South Korea approves its first digital therapeutic

JayMantri via Pixabay

An app to treat insomnia has become the first digital therapeutics (DTx) to be approved for marketing by the Ministry of Food and Drug Safety (MFDS) in South Korea.

The software as a medical device (SaMD) app – Aimmed’s Sommz – relies on a cognitive behavioural therapy (CBT) approach that has been put through its paces in clinical trials conducted within South Korea.

The app was among a crop of digital therapeutics that were reviewed via a new process for innovative medical devices that was introduced last year, and provides a framework of assessing and approving artificial intelligence (AI), big data, and digital health technologies.

The MFDS works alongside Korea’s Ministry of Health and Welfare, the Korea Health Industry Development Institute, the Health Insurance Review and Assessment Service, and the Korea Health and Medical Research Institute during the review process.

Sommz was given a provisional green light in December along with another insomnia app from Samsung spin-off WELT Corp, called PilLow Rx, as well as an artificial intelligence-powered software to aid in the diagnosis of stroke from medical imaging developed JLK Co.

The three digital health products are from a batch of eight that were filed using the new pathway shortly after it came into effect last October.

Aimmed’s app provides a six- to nine-week course of CBT after an initial consultation to help users improve sleep quality.

CBT is recognised as an effective therapy for insomnia, but in South Korea – like most countries around the world – demand for CBT far outstrips the availability of licensed therapists.

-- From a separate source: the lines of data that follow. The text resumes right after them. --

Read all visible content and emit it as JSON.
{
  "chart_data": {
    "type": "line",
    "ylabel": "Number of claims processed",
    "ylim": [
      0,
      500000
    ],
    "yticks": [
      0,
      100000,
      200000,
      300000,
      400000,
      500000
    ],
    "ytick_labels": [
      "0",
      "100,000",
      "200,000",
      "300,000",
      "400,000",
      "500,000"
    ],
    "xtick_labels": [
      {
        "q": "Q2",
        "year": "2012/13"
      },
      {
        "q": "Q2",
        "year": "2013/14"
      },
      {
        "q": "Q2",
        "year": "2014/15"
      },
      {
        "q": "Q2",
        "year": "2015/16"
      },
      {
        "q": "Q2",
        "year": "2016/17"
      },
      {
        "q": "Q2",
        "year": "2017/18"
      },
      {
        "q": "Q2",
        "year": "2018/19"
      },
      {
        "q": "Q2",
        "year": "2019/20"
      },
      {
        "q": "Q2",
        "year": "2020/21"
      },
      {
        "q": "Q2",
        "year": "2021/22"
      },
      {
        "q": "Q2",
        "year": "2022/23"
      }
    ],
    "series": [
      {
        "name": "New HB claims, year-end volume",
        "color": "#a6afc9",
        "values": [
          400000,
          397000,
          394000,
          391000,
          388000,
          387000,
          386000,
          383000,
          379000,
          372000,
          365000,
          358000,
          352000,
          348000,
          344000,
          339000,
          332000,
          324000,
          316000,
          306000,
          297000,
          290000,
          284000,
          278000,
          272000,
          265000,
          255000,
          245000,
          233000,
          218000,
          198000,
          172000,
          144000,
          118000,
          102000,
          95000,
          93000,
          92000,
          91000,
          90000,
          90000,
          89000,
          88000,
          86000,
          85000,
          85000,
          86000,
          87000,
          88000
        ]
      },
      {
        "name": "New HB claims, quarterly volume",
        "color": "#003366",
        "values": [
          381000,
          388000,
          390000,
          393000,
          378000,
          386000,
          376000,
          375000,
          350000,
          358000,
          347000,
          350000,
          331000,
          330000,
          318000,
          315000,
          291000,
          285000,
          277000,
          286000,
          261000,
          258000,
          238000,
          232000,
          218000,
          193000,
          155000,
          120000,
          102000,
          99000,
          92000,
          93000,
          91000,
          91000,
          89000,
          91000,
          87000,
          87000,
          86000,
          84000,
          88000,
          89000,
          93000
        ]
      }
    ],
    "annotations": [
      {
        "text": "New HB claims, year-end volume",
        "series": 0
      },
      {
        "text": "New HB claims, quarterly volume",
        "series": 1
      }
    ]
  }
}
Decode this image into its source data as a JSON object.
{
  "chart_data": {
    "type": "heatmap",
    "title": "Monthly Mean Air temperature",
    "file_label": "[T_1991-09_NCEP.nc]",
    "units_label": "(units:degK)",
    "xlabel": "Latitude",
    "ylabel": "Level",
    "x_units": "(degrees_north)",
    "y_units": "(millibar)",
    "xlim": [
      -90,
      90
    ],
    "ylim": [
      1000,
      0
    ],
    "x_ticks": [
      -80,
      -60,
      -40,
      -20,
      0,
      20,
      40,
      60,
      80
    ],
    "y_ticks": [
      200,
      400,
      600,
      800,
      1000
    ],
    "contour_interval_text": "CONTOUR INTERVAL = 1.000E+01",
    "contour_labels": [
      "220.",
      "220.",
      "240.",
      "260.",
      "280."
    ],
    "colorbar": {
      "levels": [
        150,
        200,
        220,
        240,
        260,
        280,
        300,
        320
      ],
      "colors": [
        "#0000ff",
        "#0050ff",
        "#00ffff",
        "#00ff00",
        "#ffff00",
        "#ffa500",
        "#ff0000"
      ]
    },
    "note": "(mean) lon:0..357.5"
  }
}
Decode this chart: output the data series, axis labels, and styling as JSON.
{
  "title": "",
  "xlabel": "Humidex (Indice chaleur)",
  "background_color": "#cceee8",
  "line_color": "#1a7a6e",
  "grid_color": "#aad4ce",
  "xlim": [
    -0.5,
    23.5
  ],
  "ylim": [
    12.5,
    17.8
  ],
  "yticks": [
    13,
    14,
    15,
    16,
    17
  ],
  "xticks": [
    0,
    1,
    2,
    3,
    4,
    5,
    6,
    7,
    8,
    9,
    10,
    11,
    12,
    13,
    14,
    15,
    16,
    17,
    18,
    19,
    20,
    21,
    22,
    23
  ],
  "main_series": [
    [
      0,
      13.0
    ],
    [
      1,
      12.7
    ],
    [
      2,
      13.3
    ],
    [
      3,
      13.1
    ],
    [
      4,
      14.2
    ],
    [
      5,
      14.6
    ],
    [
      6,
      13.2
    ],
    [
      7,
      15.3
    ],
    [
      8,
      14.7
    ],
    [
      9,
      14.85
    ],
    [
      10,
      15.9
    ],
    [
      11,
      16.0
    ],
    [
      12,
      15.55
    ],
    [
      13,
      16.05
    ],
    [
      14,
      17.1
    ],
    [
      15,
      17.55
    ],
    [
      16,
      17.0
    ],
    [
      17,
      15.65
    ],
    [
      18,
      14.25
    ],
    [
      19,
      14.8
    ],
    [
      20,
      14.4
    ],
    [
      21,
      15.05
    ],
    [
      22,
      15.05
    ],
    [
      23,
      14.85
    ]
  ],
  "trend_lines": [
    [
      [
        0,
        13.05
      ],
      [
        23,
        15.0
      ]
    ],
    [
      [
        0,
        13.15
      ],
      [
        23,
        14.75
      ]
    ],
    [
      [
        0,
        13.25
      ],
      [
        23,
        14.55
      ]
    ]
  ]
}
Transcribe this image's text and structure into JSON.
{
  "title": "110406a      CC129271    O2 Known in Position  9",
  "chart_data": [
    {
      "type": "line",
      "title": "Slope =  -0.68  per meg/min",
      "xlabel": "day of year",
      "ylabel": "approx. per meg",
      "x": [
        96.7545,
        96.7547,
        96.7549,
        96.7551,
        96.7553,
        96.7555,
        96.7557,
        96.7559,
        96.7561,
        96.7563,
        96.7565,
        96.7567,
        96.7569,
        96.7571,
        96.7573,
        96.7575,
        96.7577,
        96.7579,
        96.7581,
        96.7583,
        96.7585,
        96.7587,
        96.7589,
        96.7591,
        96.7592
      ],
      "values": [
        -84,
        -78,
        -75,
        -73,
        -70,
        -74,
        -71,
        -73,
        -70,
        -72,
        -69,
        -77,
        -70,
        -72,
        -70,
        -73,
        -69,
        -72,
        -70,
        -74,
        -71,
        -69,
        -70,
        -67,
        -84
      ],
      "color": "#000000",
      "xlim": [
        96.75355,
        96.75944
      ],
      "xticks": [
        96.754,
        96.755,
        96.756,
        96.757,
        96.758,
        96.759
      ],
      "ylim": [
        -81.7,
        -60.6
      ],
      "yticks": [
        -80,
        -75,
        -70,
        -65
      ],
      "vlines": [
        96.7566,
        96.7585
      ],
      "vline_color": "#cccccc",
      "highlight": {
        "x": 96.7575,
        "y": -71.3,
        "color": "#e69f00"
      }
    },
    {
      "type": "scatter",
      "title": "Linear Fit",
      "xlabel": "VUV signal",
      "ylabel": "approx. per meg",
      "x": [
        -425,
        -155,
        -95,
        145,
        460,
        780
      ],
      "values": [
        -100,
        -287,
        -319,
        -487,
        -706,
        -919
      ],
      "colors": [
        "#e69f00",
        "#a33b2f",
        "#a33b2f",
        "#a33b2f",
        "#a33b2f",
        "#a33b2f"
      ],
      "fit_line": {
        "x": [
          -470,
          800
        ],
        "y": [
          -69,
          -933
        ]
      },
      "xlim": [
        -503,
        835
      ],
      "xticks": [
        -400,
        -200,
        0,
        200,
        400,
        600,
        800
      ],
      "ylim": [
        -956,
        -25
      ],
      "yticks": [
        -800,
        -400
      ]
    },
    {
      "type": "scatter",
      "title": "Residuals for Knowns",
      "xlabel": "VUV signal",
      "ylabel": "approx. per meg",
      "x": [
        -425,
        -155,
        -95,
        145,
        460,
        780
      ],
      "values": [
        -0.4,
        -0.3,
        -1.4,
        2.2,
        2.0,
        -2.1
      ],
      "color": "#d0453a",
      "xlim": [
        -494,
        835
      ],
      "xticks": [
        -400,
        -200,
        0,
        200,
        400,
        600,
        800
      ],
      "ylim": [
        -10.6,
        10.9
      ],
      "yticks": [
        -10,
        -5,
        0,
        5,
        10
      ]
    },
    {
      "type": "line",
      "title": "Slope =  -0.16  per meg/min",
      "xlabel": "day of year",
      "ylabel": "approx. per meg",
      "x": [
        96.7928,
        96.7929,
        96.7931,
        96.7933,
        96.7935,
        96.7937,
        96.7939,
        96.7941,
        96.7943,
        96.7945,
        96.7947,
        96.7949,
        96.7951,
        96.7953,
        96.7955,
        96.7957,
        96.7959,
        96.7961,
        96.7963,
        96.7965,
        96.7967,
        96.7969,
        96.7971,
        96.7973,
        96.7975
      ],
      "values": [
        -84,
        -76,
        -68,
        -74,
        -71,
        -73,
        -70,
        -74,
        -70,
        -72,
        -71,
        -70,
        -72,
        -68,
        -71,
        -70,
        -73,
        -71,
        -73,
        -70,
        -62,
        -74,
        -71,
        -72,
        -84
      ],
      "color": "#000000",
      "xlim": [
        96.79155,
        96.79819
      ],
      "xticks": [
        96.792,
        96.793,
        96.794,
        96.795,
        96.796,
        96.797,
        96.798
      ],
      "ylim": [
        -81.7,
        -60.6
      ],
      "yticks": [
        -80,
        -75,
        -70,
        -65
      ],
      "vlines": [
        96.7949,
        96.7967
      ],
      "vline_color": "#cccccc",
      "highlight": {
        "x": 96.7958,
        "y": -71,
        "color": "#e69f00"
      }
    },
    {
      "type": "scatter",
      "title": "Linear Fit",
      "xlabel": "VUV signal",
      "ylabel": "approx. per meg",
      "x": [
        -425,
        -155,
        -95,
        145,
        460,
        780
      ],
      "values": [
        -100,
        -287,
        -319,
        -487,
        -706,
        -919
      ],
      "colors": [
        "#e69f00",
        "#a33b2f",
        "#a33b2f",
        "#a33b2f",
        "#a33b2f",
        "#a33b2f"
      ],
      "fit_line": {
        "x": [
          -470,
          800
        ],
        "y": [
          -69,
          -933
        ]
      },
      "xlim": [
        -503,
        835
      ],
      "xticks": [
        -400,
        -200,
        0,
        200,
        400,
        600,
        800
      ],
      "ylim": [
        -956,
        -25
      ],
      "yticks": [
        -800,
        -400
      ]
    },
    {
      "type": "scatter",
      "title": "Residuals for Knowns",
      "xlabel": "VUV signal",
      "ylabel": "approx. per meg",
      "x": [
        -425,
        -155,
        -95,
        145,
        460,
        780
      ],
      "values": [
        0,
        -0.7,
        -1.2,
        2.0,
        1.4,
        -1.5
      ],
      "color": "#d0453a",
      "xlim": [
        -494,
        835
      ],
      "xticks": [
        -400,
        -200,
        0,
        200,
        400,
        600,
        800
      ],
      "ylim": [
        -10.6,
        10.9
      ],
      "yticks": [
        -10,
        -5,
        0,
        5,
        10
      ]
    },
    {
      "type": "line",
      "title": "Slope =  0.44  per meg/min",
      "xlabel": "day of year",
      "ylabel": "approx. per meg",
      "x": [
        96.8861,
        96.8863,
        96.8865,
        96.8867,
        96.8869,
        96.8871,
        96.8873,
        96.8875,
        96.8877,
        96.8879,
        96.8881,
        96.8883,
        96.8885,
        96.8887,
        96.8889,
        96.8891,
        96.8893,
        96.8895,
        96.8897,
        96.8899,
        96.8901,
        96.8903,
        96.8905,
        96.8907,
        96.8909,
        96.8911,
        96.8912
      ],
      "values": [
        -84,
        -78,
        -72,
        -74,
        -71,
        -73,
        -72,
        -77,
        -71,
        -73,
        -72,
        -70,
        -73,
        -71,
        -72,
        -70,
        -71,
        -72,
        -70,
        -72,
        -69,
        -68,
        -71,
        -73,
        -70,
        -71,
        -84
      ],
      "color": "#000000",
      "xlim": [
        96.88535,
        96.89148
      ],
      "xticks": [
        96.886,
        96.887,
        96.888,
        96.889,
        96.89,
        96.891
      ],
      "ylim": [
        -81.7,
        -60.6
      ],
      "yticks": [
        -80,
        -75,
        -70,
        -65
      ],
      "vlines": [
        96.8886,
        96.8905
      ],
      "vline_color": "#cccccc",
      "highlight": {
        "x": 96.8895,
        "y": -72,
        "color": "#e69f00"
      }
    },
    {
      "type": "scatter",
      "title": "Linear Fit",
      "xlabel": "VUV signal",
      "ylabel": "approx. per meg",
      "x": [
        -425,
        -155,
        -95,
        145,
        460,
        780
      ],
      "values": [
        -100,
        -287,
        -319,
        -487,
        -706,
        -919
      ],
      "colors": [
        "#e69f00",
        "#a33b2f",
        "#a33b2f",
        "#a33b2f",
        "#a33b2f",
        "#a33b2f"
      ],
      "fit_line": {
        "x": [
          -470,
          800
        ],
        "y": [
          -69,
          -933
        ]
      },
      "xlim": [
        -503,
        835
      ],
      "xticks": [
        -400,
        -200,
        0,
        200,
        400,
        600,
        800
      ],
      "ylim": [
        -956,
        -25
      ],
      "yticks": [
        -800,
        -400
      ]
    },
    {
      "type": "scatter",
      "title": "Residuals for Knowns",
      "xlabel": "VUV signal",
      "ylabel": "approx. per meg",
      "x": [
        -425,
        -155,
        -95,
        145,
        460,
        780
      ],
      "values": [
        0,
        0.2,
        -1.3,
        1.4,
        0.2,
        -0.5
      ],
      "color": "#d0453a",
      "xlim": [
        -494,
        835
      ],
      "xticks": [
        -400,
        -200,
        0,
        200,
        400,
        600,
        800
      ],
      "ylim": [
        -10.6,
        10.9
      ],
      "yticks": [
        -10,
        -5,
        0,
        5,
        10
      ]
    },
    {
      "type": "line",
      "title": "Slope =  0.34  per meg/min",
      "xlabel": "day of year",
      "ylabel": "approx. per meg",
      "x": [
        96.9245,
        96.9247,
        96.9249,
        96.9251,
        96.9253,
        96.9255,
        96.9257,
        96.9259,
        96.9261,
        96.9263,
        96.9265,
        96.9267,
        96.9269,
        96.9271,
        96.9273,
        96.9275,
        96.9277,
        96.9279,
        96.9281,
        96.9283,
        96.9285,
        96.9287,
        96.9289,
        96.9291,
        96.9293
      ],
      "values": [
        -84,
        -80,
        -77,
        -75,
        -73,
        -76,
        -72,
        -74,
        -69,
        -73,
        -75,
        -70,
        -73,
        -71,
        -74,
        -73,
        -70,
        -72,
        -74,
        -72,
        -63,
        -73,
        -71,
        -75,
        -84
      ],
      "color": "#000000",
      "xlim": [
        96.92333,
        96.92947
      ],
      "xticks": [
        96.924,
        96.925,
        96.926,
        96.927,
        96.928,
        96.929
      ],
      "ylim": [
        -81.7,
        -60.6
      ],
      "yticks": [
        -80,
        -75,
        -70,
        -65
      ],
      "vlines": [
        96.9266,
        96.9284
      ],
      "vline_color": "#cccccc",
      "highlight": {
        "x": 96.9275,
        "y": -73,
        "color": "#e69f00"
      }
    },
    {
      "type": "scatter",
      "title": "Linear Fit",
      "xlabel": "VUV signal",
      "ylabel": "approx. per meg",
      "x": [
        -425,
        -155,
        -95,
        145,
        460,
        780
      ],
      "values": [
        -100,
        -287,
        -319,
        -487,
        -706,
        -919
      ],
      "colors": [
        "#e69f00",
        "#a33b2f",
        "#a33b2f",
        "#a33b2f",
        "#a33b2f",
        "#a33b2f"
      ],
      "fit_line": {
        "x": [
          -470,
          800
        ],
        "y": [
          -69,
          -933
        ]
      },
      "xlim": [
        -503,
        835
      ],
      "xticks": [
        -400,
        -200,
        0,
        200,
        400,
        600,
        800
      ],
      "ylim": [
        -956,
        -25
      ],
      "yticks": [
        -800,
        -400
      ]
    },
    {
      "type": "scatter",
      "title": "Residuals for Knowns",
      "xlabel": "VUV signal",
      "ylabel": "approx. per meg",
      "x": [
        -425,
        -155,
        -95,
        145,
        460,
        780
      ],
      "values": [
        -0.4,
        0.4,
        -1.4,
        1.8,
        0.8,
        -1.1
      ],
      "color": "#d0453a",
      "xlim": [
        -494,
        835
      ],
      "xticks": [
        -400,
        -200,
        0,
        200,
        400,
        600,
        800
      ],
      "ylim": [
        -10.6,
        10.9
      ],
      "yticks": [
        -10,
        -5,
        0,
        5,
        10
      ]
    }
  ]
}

The aim is to identify feelings, thoughts, and behaviours that are contributing to poor sleep, and finding ways to circumvent them.

DTx apps that can provide CBT without a therapist being present offer a way to broaden access, and are being rolled out by health services around the world including, for example, in the UK, which cleared NHS use of Big Health’s Sleepio app last year. They can help avoid the use of sleep medicines, which are only recommended for short-term use, can have unwanted side-effects, and do not address the underlying cause of insomnia.

Approval via the new process is, however, only the first hurdle for Aimmed. While the company can now market the app on a paid basis to customers in South Korea, widespread use will rely on securing reimbursement approval, which is still in the early stages for DTx, with a guideline in the final stages of being drawn up by the MFDS.

Minister of Health and Welfare Cho Kyu-hong said last December that the review framework will help South Korea’s digital health sector achieve “global competitiveness” and provide “an opportunity to lead the world in the field of advanced technology”.